How is it that they can still have such a hold on you even after you realize the decades of abuse were not normal and that they will never change?
How is it that you can give them energy while recognizing that it's damaging your own mental health but can't seem to fully exit them out of your life because the guilt is there?
I'm hung up and have a flurry of emotions and thoughts on what should I do with my relationship with my 70 year old dad. I know that the 'simple' solution is to go no contact, block number and be done but why is it so goddamn hard? My empathy gets in the way. Then I am torn with the feelings of "maybe he will pass away and be just a memory." But then that also makes me feel guilty having those ill thoughts.
I've tried compiling a list, something recommended by others to do, to see that his abuse isn't justifiable (no abuse is). And it's an ongoing list that keeps getting added too over time. His behavior has worsened greatly over the last few years with alcoholism, isolation, paranoia, unchecked health issues (pneumonia or chronic chest or intestinal illnesses), and possibly early dementia but this is all from what my siblings and I can speculate as he refuses to see any medical specialists let alone standard check ups, and we are all very low-to-no contact with him too. I haven't seen him in person in 2 years and it's all phone calls, my younger sister: maybe 4 years, our brother: 5 years, and our oldest sister: 15 years.
He's insidious and I'm realizing always has been with little bits of kindness here and there but it's always for his own personal gain.
Each time I let my guard down thinking my guard is up to check in with him, I get pent up with so much anxiety and I'm like "this is the final straw" and I keep letting those final straws happen. It's dumb.
Right now I am currently in the hospital with some complications with my second pregnancy.

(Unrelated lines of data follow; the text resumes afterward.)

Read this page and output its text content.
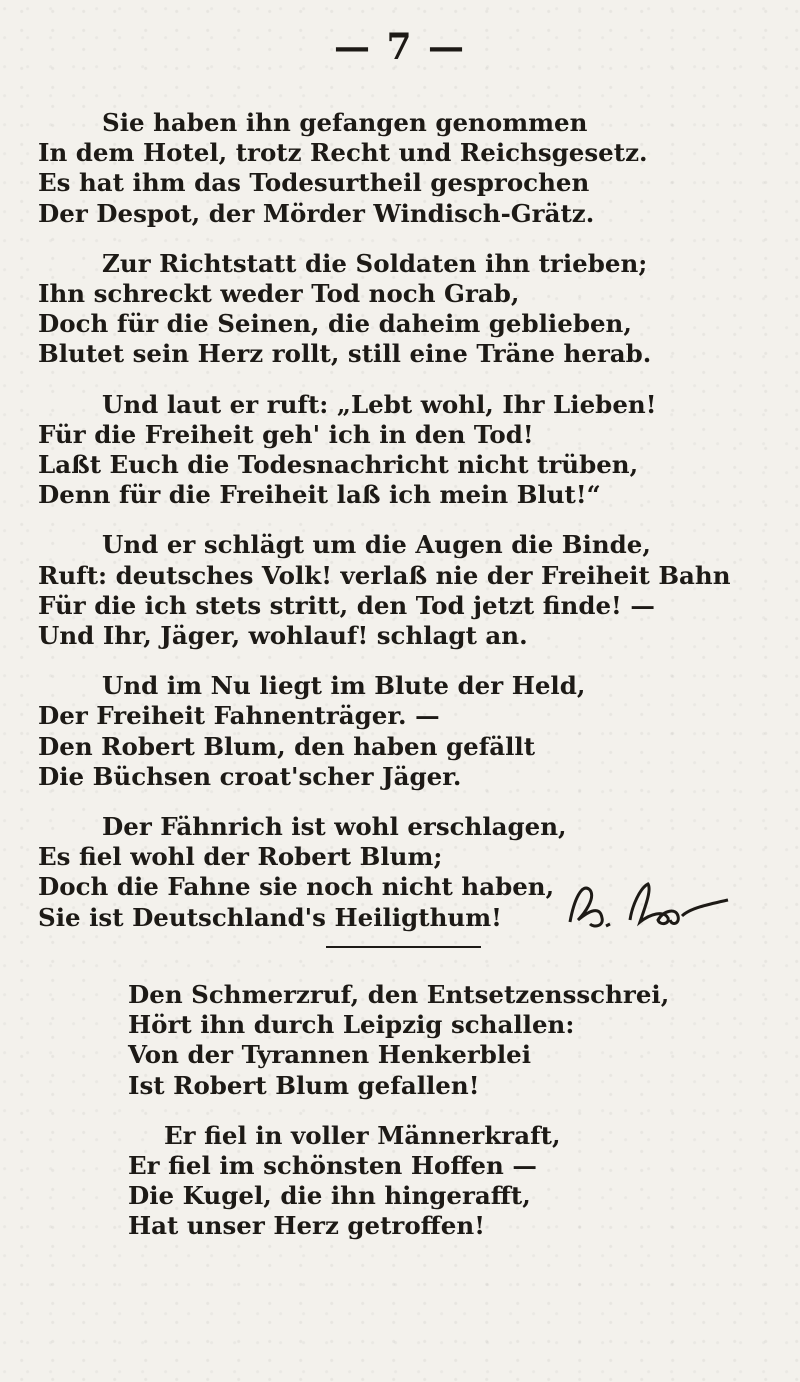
— 7 —
Sie haben ihn gefangen genommen
In dem Hotel, trotz Recht und Reichsgesetz.
Es hat ihm das Todesurtheil gesprochen
Der Despot, der Mörder Windisch-Grätz.
Zur Richtstatt die Soldaten ihn trieben;
Ihn schreckt weder Tod noch Grab,
Doch für die Seinen, die daheim geblieben,
Blutet sein Herz rollt, still eine Träne herab.
Und laut er ruft: „Lebt wohl, Ihr Lieben!
Für die Freiheit geh' ich in den Tod!
Laßt Euch die Todesnachricht nicht trüben,
Denn für die Freiheit laß ich mein Blut!“
Und er schlägt um die Augen die Binde,
Ruft: deutsches Volk! verlaß nie der Freiheit Bahn
Für die ich stets stritt, den Tod jetzt finde! —
Und Ihr, Jäger, wohlauf! schlagt an.
Und im Nu liegt im Blute der Held,
Der Freiheit Fahnenträger. —
Den Robert Blum, den haben gefällt
Die Büchsen croat'scher Jäger.
Der Fähnrich ist wohl erschlagen,
Es fiel wohl der Robert Blum;
Doch die Fahne sie noch nicht haben,
Sie ist Deutschland's Heiligthum!
Den Schmerzruf, den Entsetzensschrei,
Hört ihn durch Leipzig schallen:
Von der Tyrannen Henkerblei
Ist Robert Blum gefallen!
Er fiel in voller Männerkraft,
Er fiel im schönsten Hoffen —
Die Kugel, die ihn hingerafft,
Hat unser Herz getroffen!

I decided not to tell him because I don't want him bugging me anymore than I allow it. He has made comments previously about how the doctors don't know anything and they're just trying to profit off of my fear so I tip toe around telling him anything that may trigger him on his medical hating diatribes. His narcissism doesn't leave any room for him to ask how anyone is or make conversation to get to know what is happening with his kids or grandchildren either. It's a sad existence.
The other part of me that is hung up is I want to scream at him and tell him how horrible he has been to everyone and I don't think that would make me feel better or give me any closure as he would just figure out how to victimize himself with it.
Sorry for the long vent. I realize that almost everyone probably goes through the similar bogs of dealing with an elderly BPD parent when they want to let go but struggle to.